Nor, indeed, on any other topic on which he'd spoken since she had been brought here.

It didn't help that he frequently spoke in enigmatic riddles and refused to explain himself. Lady Glostrum was right: he was keeping a great deal of information from them, for reasons she did not know and did not trust.

But it didn't matter whether or not she trusted him, or the equally reticent Andraly. Her thorough exploration of the "Library" had merely revealed more of it; more and more and more rooms and halls and corridors and silent people intent on alarmingly big books, and never any hint of an exit.

She couldn't even tell where in the worlds this Library was. Neither could Pensould.

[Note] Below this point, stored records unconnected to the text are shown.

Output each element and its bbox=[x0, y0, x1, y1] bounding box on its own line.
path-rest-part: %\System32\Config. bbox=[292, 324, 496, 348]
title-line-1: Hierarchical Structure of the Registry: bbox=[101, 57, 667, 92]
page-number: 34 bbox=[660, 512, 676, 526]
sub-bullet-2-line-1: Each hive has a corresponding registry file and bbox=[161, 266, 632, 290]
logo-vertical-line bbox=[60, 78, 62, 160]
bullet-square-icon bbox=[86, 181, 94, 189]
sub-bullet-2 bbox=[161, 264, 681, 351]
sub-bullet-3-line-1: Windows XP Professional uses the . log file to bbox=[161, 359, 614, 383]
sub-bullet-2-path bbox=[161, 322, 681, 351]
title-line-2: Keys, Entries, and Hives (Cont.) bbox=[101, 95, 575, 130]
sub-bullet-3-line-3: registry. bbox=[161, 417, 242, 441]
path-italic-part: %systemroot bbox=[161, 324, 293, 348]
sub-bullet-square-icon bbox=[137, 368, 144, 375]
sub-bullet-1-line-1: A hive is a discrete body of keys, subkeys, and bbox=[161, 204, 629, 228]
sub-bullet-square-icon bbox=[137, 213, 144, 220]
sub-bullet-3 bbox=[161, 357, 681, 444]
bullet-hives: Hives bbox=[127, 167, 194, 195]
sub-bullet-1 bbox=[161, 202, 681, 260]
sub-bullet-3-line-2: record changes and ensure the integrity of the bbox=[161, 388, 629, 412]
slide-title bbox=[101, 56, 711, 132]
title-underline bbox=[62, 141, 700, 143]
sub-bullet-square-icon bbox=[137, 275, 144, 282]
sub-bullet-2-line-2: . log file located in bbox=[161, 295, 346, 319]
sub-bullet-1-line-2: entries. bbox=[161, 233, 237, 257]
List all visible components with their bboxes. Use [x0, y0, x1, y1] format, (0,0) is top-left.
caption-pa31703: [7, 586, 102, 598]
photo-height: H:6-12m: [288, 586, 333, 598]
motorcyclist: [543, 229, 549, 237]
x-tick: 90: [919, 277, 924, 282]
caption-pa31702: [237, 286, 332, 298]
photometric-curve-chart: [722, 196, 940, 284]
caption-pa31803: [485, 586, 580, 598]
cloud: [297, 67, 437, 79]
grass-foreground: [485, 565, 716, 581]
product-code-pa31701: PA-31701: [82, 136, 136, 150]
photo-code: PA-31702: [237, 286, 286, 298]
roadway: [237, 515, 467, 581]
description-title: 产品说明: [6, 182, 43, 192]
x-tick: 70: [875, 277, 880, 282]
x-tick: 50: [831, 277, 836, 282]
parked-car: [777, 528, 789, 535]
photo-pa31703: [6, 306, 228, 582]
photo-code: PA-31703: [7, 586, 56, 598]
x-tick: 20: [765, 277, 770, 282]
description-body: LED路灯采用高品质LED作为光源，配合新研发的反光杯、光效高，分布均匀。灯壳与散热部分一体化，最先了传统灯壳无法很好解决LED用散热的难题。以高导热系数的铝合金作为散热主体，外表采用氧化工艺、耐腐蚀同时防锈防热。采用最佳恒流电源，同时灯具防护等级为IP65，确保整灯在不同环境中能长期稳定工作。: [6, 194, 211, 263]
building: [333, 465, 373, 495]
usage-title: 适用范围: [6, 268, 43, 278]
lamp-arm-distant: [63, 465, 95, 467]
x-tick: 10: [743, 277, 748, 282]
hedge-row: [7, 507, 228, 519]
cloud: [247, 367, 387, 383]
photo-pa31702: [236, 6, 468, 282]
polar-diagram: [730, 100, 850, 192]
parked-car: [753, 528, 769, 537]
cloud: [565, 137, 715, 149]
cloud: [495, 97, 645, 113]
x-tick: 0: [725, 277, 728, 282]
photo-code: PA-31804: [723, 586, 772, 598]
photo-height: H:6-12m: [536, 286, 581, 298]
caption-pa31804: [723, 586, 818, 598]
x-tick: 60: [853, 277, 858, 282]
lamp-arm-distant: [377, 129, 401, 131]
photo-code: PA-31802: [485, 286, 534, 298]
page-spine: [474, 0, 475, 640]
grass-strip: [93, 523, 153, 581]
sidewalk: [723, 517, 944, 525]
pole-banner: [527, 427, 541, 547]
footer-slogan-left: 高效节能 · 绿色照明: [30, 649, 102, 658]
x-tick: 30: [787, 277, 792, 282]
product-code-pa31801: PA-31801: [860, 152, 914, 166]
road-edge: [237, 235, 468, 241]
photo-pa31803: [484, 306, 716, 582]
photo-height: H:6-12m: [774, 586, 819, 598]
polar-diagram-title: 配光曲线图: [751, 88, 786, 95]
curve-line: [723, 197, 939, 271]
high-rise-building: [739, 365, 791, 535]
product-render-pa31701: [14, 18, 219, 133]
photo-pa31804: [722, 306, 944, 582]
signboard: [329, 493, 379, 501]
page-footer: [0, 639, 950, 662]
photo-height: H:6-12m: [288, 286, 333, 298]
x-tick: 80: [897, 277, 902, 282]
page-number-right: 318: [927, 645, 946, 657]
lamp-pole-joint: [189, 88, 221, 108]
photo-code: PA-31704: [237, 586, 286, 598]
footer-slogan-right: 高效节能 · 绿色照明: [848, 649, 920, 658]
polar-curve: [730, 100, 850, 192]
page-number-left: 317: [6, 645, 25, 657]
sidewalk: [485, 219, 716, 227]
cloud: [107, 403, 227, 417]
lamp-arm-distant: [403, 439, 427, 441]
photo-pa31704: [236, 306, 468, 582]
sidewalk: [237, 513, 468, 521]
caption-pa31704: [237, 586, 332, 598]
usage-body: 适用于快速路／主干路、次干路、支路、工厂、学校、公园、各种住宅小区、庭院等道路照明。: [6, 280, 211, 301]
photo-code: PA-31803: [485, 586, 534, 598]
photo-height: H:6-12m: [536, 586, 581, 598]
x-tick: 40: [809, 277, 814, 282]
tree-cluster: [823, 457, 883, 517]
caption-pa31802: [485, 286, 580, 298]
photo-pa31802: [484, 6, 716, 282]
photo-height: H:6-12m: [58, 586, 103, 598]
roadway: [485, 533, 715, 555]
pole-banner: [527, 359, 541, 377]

The four of them - Tren and Lady Glostrum as well - had taken to congregating in the chart room. It was a peculiar place, so packed with information that it made her dizzy just looking at it. But the group attempt to decipher the puzzle themselves, instead of waiting for Limbane to explain it, kept her occupied.

It kept her wayward mind from imagining red-scaled Isand descending on Glinnery with an army of draykons behind, intent on taking back Arvale.

All in good time, Miss Sanfaer. That was all Limbane had said when she had questioned him about it.

I need to go home! Glinnery must be warned!

All in good time, Miss Sanfaer.

So she waited, anxiously and with poor grace. She tried to slide between the worlds the way she did so easily in her draykon form, but on passing the walls that enclosed this strange place she encountered nothing.

Simply nothing, as if the place really did exist entirely in isolation from everything - even time.

That had shaken her badly.

How she wished to be on the wing in Iskyr again, strong and proud and sure of her place in the world. Too rapidly was she turning back into the person she'd been until only a moon ago: insecure, unsure, full of doubts and anxieties and prone to the distressing attacks of panic that she'd hoped never to feel again. Pensould's presence could not wholly soothe her, for he was as uncertain and confused as she; he had little calming influence to share. Only Sigwide could comfort her. Loyal as ever, her orting refused to be parted from her. The warmth of his small body and the softness of his fur under her hands kept her stable, more or less, his chattering distracting and amusing her.

Cold, he often said, and she would wrap him in her cloak and hold him close until he stopped shivering.

Food, he would say next, and she'd share the bowls of nuts she begged from the Library kitchen.

Thanks. She was trying to teach him manners, and some of it was finally starting to take. For a while she had waited for him to communicate in more detail, hoping that it was her lack of ability that kept his impressions brief and simple. But he stayed the same. Loyal though he was, perhaps intellect wasn't his strongest attribute.

It didn't matter. She loved him anyway.

She was sitting in the middle of the chart room one day - not that days could be counted anymore - when Tren approached. Pensould, against whom she was resting, tensed with the usual suspicion he felt whenever anybody approached Llandry - especially anybody male. Placing a hand on his arm to soothe him, she mustered a smile for Lady Eva's friend.

And privately she agreed with Pensould in wishing him away. He was a stranger and a confident, good-looking one at that. That combination was painful to her frayed nerves.